马师傅警觉地观察着周围,目光锁定在一小老头身上,直觉告诉他,这个家伙很不简单。
那领头的家伙冷笑出声,变本加厉地道:“行啊,让兄弟们开开眼,看看你咋个不客气法呢?”
“你是要上天,还是要入地?”
汪新毫不畏惧,他直接上前,就跟这领头人开始过招,不过三两下,就将对方手里的弹簧刀给卸了下来。
汪新将他擒住,给他戴上手铐,他的动作果断,行云流水。
陆泽同一时间出手,目标却并不是剩下那七个同伙,而是一直都在这个车厢坐着的消瘦矮个老头。
这个老头本来是马魁的目标,结果却被陆泽抢了先,陆泽的动作甚至远比汪新还要迅速,快若闪电。
那小老头的眉头瞬间紧皱,似也没有料到陆泽会直接对他出手,两人在狭窄空间内开始交手。
——砰!砰!
两人胳膊碰撞的沉闷声响起。
同一时间,有同伙冲了上来,却被马魁给制住,等到他反应过来的时候,手上就已经多了副手铐。
“兄弟们,上。”
“看看他们到底有几个手铐!”
但是,这些人还没有上前,就只听到小老头开口:“都住手!”
小老头的声音难听,像是硬生生从嗓子眼里挤出来的话一样,却是令剩下这些家伙们都停住脚步。
“叔。”
“这帮黑皮,差顿秋鞭!”
(这帮当差的差教训)
这小老头确实就是这一伙人真正的头目,而所有被强买强卖的对象,都是被人提前踩点选中的‘肉票’。

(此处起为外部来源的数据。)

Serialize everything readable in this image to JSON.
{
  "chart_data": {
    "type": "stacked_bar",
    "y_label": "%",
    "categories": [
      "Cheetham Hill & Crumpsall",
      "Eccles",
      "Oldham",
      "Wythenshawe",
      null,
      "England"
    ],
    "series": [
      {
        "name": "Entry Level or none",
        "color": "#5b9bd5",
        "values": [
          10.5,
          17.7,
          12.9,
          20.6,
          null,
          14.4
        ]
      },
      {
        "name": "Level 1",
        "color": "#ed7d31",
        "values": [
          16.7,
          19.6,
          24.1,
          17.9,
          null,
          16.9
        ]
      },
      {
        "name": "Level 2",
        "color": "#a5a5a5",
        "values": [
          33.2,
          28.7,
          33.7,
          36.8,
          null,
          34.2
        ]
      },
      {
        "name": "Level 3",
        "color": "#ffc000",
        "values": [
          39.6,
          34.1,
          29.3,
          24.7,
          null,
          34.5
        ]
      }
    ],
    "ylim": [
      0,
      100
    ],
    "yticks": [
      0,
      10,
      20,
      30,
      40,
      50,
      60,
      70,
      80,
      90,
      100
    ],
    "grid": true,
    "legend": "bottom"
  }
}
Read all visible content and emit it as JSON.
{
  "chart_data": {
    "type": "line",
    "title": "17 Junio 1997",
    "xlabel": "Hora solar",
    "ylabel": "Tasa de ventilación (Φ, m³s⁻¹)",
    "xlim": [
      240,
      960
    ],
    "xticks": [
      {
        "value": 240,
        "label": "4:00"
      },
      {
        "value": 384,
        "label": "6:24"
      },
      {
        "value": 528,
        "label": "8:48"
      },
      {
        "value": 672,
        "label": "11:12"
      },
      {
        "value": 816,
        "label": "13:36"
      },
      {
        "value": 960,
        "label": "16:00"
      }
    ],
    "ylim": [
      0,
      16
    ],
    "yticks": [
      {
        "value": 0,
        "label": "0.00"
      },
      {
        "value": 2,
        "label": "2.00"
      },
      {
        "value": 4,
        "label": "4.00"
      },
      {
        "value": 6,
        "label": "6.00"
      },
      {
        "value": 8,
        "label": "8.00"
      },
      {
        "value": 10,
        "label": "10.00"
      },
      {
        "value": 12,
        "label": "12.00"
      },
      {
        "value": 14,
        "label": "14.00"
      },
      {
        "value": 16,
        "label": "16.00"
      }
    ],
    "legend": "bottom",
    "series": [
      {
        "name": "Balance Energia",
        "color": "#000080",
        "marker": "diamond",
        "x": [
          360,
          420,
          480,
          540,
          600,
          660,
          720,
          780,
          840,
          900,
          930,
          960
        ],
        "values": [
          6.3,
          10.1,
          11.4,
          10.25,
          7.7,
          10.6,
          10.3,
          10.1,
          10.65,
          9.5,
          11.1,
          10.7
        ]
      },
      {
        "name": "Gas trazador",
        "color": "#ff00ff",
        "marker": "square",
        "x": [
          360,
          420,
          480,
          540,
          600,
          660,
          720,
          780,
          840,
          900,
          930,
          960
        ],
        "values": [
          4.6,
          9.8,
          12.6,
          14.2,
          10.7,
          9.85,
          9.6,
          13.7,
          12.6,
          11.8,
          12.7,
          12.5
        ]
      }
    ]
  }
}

马魁听着对方的黑话,冷静道:“老哥,你这杵,门儿硬啊,可这满车都是水码子,零毛碎,不值挖。”
(你这活儿挣钱倒是不错,但车上都是些穷人,没有油水可榨)
小老头微微一惊,打量着马魁,猜测他的来路,马魁的黑话当然都是在监狱里学来的。
那里关押的都是所谓的道上人。
小老头点头:“换个地聊聊。”
最终,双方对峙地点换到车厢连接处,汪新还挟持着那领头人:“我警告你们,现在赶紧把刀放下来。”
汪新的话似乎激怒了这些人,卖烧鸡团伙晃着弹簧刀继续步步紧逼。
汪新见状,大喝一声,道:“再往前走,我开枪了啊!”
车厢内迸发出嘲笑的声音。
“开呀,赶紧开,老子还真想听听这枪响的动静呢。”
“开枪呀!不开你是我养的!”
卖烧鸡团伙继续言语挑衅,汪新怒火中烧,他欲掏马魁腰间的枪,马魁一把打开他的手,瞪了他一眼。
这混球,没看到局势都已经平稳下来,结果他却非要多此一举。
陆泽挡在跟前,喊道:“今天就到此为止,咱们两边要是真在这里动起手来,到时候伤到谁都不好。”
“大爷,您就让兄弟几个把刀都收起来,我们这就放人,待会儿等火车到站,让兄弟们下车。”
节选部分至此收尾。